Pakistan has ordered the deportation of 130 Turkish teachers at schools with alleged links to Fethullah Gulen, the U.S.-based cleric Ankara blames for orchestrating a failed coup in July.
Teachers at the private PakTurk International Schools and Colleges and their families -- around 450 people, in all -- were ordered by the Interior Ministry to leave Pakistan by November 20 because their requests for visa extensions were not approved.
The crackdown on PakTurk is a big blow to the more than 10,000 students enrolled at its 28 campuses in Pakistan, where a staggering 24 million children remain out of school.
The move came as Turkish President Recep Tayyip Erdogan arrived in Islamabad on November 16.
During his two-day visit, Erdogan is scheduled to meet top Pakistani officials and address a joint session of parliament.

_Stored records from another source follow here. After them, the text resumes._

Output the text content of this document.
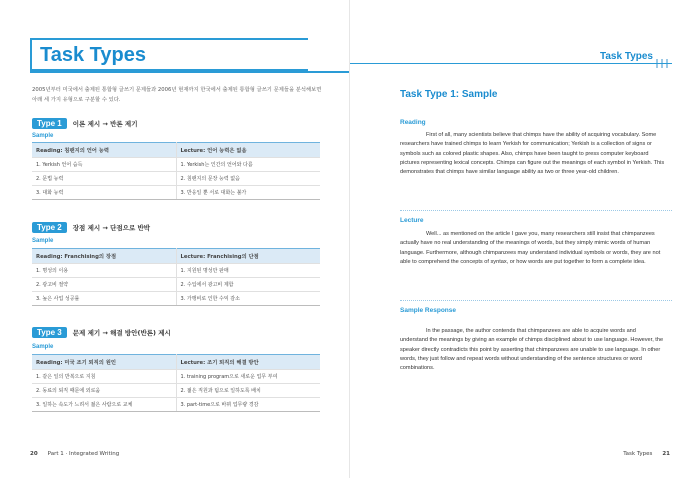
Task Types
2005년부터 미국에서 출제된 통합형 글쓰기 문제들과 2006년 현재까지 한국에서 출제된 통합형 글쓰기 문제들을 분석해보면 아래 세 가지 유형으로 구분할 수 있다.
Type 1	이론 제시 → 반론 제기
Sample
Reading: 침팬지의 언어 능력	Lecture: 언어 능력은 없음
1. Yerkish 언어 습득	1. Yerkish는 인간의 언어와 다름
2. 문법 능력	2. 침팬지의 문장 능력 없음
3. 대화 능력	3. 반응일 뿐 서로 대화는 불가
Type 2	장점 제시 → 단점으로 반박
Sample
Reading: Franchising의 장점	Lecture: Franchising의 단점
1. 명성의 이용	1. 지원된 명성만 판매
2. 광고비 절약	2. 수입에서 광고비 제함
3. 높은 사업 성공률	3. 가맹비로 인한 수익 감소
Type 3	문제 제기 → 해결 방안(반론) 제시
Sample
Reading: 미국 조기 퇴직의 원인	Lecture: 조기 퇴직의 해결 방안
1. 같은 일의 반복으로 지침	1. training program으로 새로운 업무 부여
2. 동료의 퇴직 때문에 외로움	2. 젊은 직원과 팀으로 일하도록 배치
3. 일하는 속도가 느려서 젊은 사람으로 교체	3. part-time으로 바꿔 업무량 경감
20 Part 1 · Integrated Writing
Task Types
Task Type 1: Sample
Reading
First of all, many scientists believe that chimps have the ability of acquiring vocabulary. Some researchers have trained chimps to learn Yerkish for communication; Yerkish is a collection of signs or symbols such as colored plastic shapes. Also, chimps have been taught to press computer keyboard pictures representing lexical concepts. Chimps can figure out the meanings of each symbol in Yerkish. This demonstrates that chimps have similar language ability as two or three year-old children.
Lecture
Well... as mentioned on the article I gave you, many researchers still insist that chimpanzees actually have no real understanding of the meanings of words, but they simply mimic words of human language. Furthermore, although chimpanzees may understand individual symbols or words, they are not able to comprehend the concepts of syntax, or how words are put together to form a complete idea.
Sample Response
In the passage, the author contends that chimpanzees are able to acquire words and understand the meanings by giving an example of chimps disciplined about to use language. However, the speaker directly contradicts this point by asserting that chimpanzees are unable to use language. In other words, they just follow and repeat words without understanding of the sentence structures or word combinations.
Task Types 21
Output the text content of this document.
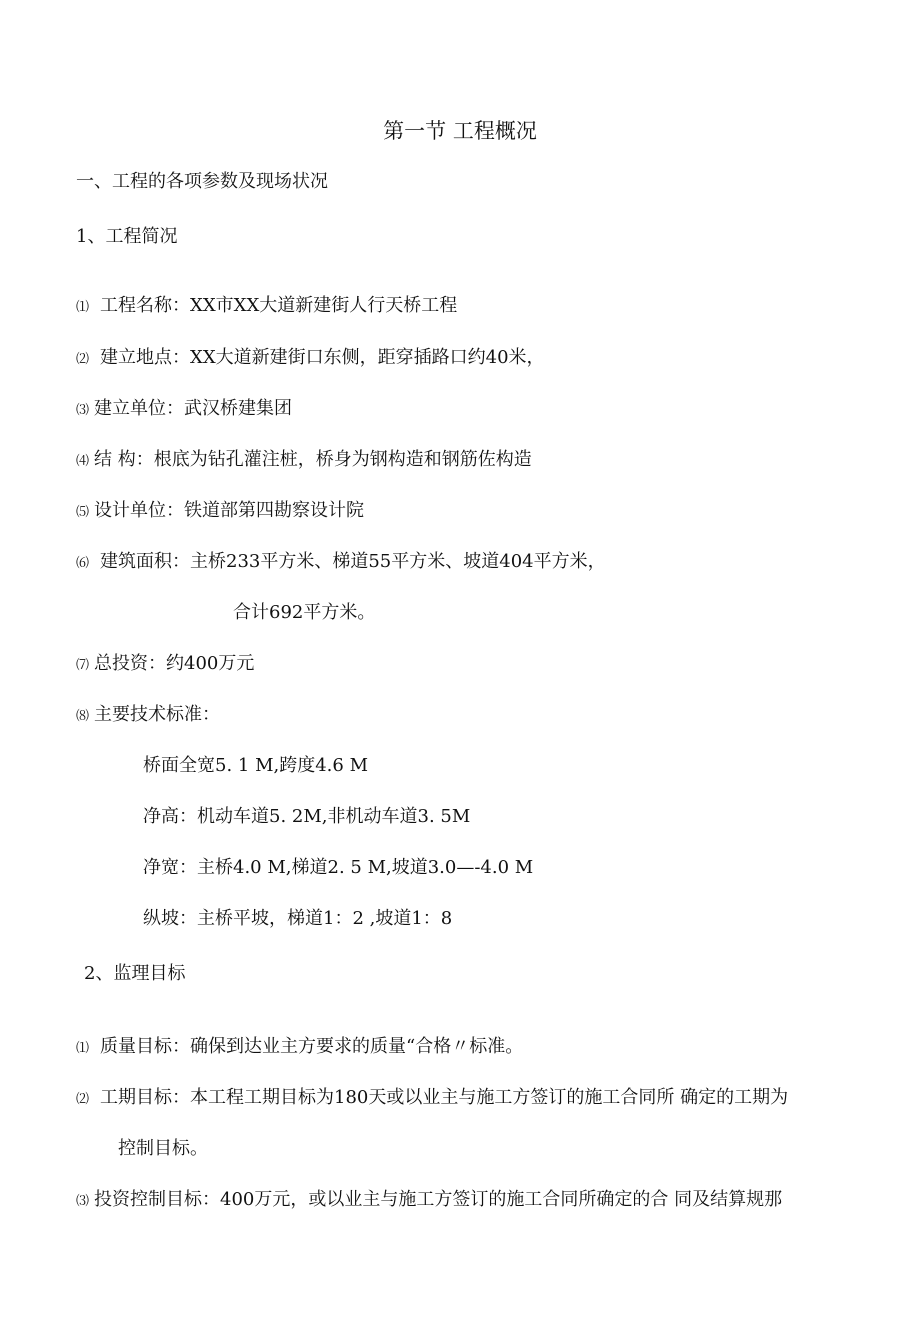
第一节 工程概况
一、工程的各项参数及现场状况
1、工程简况
⑴ 工程名称：XX市XX大道新建街人行天桥工程
⑵ 建立地点：XX大道新建街口东侧，距穿插路口约40米，
⑶ 建立单位：武汉桥建集团
⑷ 结 构：根底为钻孔灌注桩，桥身为钢构造和钢筋佐构造
⑸ 设计单位：铁道部第四勘察设计院
⑹ 建筑面积：主桥233平方米、梯道55平方米、坡道404平方米，
合计692平方米。
⑺ 总投资：约400万元
⑻ 主要技术标准：
桥面全宽5. 1 M,跨度4.6 M
净高：机动车道5. 2M,非机动车道3. 5M
净宽：主桥4.0 M,梯道2. 5 M,坡道3.0—-4.0 M
纵坡：主桥平坡，梯道1：2 ,坡道1：8
2、监理目标
⑴ 质量目标：确保到达业主方要求的质量“合格〃标准。
⑵ 工期目标：本工程工期目标为180天或以业主与施工方签订的施工合同所 确定的工期为
控制目标。
⑶ 投资控制目标：400万元，或以业主与施工方签订的施工合同所确定的合 同及结算规那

Ankara has asked Islamabad to close down any groups in the country that have links to Gulen, whose religious and social movement operates around 2,000 educational institutions in about 160 countries.
Pakistan's Dawn newspaper reported that the Islamabad High Court has set a hearing for November 17 on a petition by PakTurk challenging the decision.
"PakTurk International Schools and Colleges are deeply concerned over the abrupt decision of the government requiring the Turkish teachers, management, and their family members...to leave the country within three days," PakTurk said in a statement posted on its website on November 16.
It added that the staff members were asked to leave because of "nonapproval of their requests for extension of visa."
"We want to ensure the students and their parents that educational activities at all branches of PakTurk educational institutions across Pakistan are continuously operational," the statement said.
PakTurk denied that it had any affiliation with Gulen or his movement. It said its schools would continue operating across Pakistan.
Pak-Turk schools and colleges were launched in 1995 under an international nongovernmental organization registered with the Turkish government.
In August, Pakistan promised to investigate PakTurk after a visit to Islamabad by Turkish Foreign Minister Mevlut Cavusoglu, who said, "it is no secret that Gulen's organizations has institutions" in the South Asian country.
Before his departure from Ankara, Erdogan praised Pakistan's actions against what his government calls the Gulenist "terrorist" organization, saying he was "very pleased."
"Just like Turkey, Pakistan is carrying out a relentless fight against terror," he said. "Turkey supports Pakistan's battle until the end."
Turkey and Pakistan, both Sunni Muslim countries, have traditionally had close relations.
Ties have only deepened under the leadership of Erdogan and Pakistani Prime Minister Nawaz Sharif.
Turkey has pressured dozens of countries to clamp down on schools linked with Gulen.
Gulen, who is living in self-imposed exile in the United States, is accused by Ankara of ordering a July 15 attempted coup against Erdogan by a group of Gulen's followers within Turkey's military.
Gulen has repeatedly denied the accusation, and U.S. officials have responded to complaints from Turkish officials by saying Ankara must present compelling evidence implicating Gulen in order to consider extradition.